Ocean catfish - Anarhichas lupus
Diagnostic features 
Jaw teeth strong, canine-like in front, rounded and frequently rather worn teeth behind; teeth on vomer large, reaching back beyond the line of palatine teeth on either side of them.  Rather rounded caudal fin with 22-26 finrays.  Colour body yellowish or bluish-grey, with 9-13 darker cross-bars extending onto base of dorsal fin. 


Geographical distribution 
Spitzbergen southward to White Sea, Scandinavian coasts, Noth Sea, the British Isles, also Iceland and soth-eastern coast of Greenland. Elsewhere, western coast of Greenland, Labrador to Cape Cod, sporadically to Cape Hatteras.
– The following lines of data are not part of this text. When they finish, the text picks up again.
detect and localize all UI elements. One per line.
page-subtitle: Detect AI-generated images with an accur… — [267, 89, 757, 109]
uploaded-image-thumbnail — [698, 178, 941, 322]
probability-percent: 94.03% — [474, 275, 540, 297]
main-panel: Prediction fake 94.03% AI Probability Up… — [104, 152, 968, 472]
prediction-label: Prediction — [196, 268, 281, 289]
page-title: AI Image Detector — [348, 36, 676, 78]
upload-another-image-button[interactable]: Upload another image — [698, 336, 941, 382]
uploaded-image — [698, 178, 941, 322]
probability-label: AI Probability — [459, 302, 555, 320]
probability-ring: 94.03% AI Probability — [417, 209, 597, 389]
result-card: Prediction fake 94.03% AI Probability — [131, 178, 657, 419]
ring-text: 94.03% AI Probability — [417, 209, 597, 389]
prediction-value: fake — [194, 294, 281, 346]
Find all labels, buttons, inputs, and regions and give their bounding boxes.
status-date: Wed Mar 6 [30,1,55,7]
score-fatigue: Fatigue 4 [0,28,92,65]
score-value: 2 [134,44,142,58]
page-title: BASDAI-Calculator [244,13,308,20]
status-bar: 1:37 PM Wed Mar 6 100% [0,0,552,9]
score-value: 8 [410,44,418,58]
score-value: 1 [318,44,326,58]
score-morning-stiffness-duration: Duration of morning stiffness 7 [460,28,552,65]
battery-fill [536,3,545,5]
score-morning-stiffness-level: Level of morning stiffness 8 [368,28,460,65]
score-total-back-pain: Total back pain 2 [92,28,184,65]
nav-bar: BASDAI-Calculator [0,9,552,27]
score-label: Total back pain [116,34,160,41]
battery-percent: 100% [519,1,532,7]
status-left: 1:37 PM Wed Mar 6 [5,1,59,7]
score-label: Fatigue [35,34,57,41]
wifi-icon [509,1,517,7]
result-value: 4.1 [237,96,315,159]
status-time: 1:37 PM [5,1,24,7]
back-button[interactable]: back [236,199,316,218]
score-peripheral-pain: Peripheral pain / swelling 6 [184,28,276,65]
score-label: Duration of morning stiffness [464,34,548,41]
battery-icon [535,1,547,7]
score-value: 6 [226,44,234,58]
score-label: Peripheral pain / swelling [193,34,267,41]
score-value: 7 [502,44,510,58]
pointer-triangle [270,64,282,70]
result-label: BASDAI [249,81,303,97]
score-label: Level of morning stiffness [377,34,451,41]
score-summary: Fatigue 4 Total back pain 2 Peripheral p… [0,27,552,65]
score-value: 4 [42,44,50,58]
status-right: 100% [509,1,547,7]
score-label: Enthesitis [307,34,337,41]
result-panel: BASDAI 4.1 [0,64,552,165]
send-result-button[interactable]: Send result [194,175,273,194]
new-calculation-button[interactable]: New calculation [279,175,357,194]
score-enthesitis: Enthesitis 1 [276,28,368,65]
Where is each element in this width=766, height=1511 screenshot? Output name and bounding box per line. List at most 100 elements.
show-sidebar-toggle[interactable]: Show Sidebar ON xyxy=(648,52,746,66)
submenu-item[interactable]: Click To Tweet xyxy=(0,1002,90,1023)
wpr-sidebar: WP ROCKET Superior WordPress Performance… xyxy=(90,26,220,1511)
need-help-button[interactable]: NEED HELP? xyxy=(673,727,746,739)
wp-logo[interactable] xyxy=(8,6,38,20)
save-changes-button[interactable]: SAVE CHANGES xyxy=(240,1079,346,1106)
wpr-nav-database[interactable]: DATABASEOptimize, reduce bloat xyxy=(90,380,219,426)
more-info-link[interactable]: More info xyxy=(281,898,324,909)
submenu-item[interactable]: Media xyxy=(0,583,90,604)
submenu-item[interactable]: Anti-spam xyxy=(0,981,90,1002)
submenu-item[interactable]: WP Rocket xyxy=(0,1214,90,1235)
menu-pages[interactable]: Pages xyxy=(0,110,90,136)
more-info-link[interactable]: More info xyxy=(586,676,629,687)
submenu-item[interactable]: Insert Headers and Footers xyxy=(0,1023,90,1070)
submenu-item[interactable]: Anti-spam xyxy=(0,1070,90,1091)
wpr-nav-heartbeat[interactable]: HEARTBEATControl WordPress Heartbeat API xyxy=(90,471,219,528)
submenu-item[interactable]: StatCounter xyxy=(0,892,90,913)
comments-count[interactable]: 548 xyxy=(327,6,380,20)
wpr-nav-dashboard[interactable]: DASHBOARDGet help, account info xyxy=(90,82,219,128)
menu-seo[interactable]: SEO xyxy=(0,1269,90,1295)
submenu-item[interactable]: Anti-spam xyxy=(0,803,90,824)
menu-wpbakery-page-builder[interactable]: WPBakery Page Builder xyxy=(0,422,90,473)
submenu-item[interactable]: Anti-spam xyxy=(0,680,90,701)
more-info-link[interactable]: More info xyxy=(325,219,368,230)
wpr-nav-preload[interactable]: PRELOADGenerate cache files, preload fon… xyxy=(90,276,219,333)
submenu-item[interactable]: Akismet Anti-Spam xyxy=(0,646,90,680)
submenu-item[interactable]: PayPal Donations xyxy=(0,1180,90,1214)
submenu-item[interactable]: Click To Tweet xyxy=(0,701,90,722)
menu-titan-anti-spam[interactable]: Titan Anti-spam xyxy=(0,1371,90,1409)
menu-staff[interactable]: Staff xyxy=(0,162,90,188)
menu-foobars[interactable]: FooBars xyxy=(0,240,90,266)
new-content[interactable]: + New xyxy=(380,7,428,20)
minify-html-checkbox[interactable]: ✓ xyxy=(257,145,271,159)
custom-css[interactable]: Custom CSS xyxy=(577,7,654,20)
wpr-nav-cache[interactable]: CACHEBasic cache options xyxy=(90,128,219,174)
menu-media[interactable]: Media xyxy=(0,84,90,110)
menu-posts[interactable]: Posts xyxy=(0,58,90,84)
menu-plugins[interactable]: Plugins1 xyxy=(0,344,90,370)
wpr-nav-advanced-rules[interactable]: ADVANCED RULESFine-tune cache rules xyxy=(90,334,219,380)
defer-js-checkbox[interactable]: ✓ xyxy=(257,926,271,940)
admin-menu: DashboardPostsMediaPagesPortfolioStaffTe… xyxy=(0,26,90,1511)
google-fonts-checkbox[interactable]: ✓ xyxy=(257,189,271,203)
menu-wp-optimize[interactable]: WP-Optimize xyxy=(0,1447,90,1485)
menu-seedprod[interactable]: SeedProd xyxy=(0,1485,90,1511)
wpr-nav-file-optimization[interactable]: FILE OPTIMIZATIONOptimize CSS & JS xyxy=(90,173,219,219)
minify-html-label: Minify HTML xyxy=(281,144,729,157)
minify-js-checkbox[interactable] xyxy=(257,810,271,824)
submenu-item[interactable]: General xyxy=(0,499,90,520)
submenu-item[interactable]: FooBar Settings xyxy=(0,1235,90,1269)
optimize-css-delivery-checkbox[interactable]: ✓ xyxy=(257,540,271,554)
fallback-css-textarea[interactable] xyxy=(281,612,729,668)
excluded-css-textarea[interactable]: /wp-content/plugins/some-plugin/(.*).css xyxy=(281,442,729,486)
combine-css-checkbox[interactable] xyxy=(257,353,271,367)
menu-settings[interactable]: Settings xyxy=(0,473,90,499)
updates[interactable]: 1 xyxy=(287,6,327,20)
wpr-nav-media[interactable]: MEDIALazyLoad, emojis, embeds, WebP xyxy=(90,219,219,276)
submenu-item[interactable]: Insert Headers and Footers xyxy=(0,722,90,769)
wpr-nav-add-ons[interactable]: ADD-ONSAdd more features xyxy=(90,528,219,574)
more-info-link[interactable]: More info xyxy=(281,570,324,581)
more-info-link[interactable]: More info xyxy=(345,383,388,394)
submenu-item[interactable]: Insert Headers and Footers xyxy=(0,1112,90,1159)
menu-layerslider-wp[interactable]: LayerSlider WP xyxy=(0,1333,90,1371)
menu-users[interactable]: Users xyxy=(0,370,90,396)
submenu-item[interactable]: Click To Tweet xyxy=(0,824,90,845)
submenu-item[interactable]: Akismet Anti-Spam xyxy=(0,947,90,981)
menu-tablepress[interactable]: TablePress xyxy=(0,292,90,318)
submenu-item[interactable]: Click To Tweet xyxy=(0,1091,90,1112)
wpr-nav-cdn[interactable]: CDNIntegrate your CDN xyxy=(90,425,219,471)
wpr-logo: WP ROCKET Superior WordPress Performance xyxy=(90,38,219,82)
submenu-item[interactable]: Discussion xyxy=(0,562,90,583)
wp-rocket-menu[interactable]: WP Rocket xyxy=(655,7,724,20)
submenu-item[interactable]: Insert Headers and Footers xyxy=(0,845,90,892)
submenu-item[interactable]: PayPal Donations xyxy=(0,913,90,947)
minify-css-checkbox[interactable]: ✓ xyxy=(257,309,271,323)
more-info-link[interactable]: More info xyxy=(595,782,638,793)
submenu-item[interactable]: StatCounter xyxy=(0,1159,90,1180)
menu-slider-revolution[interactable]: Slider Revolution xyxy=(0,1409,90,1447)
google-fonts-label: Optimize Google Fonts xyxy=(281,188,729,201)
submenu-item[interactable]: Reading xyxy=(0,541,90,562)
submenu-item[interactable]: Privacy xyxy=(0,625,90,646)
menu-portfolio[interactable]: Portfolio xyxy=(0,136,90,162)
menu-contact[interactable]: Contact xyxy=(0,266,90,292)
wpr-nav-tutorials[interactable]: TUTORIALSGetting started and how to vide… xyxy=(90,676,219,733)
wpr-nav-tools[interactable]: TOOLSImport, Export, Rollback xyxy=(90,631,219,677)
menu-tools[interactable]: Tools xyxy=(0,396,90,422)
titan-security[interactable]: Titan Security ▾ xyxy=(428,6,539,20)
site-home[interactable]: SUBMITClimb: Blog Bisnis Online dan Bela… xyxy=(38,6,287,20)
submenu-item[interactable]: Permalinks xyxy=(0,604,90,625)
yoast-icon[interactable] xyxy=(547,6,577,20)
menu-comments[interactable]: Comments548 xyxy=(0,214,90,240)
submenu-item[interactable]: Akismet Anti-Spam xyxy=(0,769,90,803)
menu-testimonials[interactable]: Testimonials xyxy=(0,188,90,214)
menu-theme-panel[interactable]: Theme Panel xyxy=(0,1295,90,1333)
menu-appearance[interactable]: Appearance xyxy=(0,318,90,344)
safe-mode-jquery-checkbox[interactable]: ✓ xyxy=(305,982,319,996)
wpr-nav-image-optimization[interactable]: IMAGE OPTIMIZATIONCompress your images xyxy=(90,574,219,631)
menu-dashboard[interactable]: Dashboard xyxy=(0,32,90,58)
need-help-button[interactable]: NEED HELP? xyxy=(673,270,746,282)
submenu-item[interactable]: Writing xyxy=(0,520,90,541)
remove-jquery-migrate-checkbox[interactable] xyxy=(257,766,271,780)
Records in the Baltic Sea (east to Rügen and Bornholm Islands), Bay of Biscay and northwestern Mediterranean (Gulf of Genoa). 

 
Ocean catfish - Geographical distribution 

Habitat and biology 
Benthic, on rocky bottoms, sometimes over sand or mud, at 1-500 m; in trawl catches: mainly at 100-150 m (less than 50 m in White Sea). 

Feeds on hard-shelled, crabs, lobsters, sea-urchins and other echinoderms.

Reproduction: eggs deposited in spherical clumps at about 10-120 m in July-February (May-August in White Sea), larvae hatching January-July, pelagic until 5-6 cm.  

Size 
To 125 cm; common 50-90 cm.


Fisheries 
Caught on line gear, with bottom trawls; also with trammel nets. Marketed fresh and frozen; eaten steamed, fried, broiled, boiled, microwaved and baked.